Under the In-situ Slum Rehabilitation (ISSR) component, slums are redeveloped involving the private developers and slum community. The Affordable Housing in Partnership (AHP) component has the provision for reserving 35 percent of the houses within the project for the poor. The central government provides subsidies (Rs 1 lakh for ISSR and Rs. 1.5 lakh for AHP) coupled with other benefits like Floor Area Ratio (FAR) to incentivize the private developers. Poor households having legal land entitlement are eligible to receive a central government subsidy of Rs. 1.5 lakh under the Beneficiary-led individual house construction/enhancement (BLC) component.
The Credit Linked Subsidy Scheme (CLSS), a central sector scheme, categorizes the beneficiaries on the basis of income and housing units’ size. However, the States/UTs have the flexibility to redefine the annual income and house size criteria as per local needs. The CLSS-I includes economically weaker section (EWS) households with income up to Rs. 3 lakh and housing unit size of 30 sqm and lower-income groups (LIG) household with income from Rs. 3-6 lakh and housing unit size of 60 sqm. Middle-income groups (MIG) with MIG-I & MIG-II being categorized as having annual household income slabs of Rs. 6-12 lakh and Rs. 12-18 lakh respectively are covered under the CLSS-II vertical.
The central assistance involved in the mission verticals per house are- highest for CLSS (up to Rs. 2.67 lakh), followed by BLC (Rs. 1.5 Lakh), AHP (Rs. 1.5 Lakh), and lowest for ISSR (Rs. 1 lakh).
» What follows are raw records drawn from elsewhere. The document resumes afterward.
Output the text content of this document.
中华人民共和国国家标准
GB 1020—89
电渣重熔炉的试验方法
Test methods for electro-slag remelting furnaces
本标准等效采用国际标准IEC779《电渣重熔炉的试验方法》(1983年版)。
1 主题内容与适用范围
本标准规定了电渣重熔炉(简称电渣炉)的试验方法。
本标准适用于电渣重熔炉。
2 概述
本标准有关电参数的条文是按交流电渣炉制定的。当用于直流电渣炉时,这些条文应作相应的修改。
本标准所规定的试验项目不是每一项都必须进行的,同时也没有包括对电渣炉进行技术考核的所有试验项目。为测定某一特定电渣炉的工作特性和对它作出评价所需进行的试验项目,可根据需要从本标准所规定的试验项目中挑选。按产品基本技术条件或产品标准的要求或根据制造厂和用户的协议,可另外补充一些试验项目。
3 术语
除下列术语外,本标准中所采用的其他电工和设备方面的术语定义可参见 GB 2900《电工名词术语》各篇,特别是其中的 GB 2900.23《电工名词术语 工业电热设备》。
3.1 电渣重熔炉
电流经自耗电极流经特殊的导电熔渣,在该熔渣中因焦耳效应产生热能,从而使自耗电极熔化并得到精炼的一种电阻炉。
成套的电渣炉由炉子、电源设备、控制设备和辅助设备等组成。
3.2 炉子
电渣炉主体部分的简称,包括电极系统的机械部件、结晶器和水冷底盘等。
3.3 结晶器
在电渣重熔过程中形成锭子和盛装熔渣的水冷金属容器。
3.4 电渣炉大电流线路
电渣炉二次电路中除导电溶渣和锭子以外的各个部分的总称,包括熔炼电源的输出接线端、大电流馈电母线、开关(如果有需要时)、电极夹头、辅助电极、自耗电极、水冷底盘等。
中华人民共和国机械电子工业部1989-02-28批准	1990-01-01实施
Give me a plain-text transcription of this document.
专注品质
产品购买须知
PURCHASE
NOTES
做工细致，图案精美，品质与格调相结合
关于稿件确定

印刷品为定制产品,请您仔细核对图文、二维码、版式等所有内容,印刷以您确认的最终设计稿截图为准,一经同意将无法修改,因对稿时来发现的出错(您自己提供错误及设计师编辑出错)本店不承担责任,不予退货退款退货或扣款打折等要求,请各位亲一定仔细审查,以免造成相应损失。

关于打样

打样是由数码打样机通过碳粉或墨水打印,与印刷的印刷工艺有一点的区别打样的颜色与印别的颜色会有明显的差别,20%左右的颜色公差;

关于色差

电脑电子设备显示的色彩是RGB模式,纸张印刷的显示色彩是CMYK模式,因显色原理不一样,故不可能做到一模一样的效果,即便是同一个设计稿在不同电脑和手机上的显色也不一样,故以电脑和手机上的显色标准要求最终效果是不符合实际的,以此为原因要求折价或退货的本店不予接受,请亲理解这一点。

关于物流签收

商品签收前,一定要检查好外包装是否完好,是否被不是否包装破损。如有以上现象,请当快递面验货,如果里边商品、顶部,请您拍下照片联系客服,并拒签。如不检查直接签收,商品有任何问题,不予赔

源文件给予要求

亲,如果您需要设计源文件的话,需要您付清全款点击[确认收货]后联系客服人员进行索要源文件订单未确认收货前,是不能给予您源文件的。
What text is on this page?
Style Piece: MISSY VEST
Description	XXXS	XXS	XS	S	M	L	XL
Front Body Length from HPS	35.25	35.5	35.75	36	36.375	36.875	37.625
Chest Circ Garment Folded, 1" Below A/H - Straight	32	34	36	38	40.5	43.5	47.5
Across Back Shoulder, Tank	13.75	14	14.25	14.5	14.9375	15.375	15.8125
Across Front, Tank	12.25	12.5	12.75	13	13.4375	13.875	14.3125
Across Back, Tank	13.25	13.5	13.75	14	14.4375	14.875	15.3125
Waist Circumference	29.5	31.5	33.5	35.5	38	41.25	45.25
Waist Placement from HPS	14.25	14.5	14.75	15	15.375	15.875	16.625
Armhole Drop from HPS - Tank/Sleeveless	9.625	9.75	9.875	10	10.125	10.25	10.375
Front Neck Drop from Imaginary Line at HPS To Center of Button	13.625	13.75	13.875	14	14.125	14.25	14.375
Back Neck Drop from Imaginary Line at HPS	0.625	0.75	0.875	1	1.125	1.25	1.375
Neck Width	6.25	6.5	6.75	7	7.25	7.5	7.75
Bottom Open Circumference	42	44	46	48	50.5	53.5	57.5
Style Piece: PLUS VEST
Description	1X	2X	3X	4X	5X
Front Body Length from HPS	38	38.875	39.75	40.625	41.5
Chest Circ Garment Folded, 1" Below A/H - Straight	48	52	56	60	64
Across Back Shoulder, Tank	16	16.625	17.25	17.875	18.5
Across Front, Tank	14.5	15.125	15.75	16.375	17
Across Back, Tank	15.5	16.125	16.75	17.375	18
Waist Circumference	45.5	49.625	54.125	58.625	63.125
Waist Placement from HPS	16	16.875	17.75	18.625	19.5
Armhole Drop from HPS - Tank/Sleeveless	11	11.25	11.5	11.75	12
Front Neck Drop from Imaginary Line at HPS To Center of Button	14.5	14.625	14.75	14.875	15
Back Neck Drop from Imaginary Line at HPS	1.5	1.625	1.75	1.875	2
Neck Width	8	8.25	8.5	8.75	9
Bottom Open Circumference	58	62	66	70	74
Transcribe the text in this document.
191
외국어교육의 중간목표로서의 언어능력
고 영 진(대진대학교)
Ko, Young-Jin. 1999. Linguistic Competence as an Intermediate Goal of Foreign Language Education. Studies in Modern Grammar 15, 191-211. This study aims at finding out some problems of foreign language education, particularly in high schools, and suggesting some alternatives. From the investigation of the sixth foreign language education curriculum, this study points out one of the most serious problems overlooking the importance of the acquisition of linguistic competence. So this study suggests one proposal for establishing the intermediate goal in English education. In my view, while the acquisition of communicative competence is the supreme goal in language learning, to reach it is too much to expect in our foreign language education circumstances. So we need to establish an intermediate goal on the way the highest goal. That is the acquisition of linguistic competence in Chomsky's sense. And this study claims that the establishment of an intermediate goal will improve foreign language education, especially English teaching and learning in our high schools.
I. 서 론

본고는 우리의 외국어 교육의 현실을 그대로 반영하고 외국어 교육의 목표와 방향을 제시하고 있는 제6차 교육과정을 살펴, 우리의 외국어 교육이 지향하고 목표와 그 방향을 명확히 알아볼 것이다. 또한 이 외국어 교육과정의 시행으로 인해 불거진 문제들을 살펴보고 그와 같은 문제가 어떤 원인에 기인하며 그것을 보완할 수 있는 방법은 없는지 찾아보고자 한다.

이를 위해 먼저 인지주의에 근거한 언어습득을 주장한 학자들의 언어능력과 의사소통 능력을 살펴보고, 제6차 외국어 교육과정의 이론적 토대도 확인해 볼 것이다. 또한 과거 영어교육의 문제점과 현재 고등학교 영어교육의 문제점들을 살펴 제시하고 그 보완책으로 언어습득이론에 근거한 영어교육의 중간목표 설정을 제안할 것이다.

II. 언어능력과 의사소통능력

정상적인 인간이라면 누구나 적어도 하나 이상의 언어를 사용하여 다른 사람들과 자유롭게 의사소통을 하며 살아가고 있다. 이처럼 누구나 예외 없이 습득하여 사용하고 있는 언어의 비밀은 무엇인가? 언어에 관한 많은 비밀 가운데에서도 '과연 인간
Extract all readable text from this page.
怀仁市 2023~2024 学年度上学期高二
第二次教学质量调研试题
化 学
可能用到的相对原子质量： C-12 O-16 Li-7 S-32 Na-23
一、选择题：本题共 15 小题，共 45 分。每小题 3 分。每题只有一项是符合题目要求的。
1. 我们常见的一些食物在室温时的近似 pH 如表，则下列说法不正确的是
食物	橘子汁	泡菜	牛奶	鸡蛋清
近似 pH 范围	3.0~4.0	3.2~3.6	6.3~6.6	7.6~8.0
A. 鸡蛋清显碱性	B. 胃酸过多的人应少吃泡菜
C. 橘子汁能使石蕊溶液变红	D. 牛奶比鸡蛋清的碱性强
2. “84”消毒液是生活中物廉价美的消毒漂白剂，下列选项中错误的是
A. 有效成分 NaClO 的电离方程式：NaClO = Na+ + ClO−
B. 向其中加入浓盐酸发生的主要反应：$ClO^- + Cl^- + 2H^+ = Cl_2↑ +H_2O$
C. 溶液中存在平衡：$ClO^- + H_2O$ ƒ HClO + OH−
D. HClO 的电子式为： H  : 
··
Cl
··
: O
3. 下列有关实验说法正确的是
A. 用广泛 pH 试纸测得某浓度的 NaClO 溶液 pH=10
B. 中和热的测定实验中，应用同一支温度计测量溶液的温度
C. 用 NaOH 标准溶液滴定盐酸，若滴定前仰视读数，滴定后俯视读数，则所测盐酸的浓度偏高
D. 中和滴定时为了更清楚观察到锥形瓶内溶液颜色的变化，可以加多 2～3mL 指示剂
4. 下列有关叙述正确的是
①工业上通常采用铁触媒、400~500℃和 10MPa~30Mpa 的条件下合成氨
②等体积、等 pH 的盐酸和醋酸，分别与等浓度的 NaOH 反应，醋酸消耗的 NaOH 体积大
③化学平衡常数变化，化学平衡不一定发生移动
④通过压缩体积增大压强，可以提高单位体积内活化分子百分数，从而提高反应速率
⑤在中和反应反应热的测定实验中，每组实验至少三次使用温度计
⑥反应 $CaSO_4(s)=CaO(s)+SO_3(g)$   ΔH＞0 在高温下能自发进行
The average cost per house sanctioned under the mission is around Rs. 5.4 lakh, and it comes out to be Rs. 3.6, 7.4, 6.24, and 10.7 lakh for BLC, AHP, ISSR, and CLSS, respectively (Kundu & Kumar, 2017 & Kundu & Kumar, 2020).
Moreover, the Affordable Rental Housing Complexes (ARHCs) scheme has been introduced, as a sub-scheme under the PMAY-U, to arrange rental housing for the urban migrants/ poor.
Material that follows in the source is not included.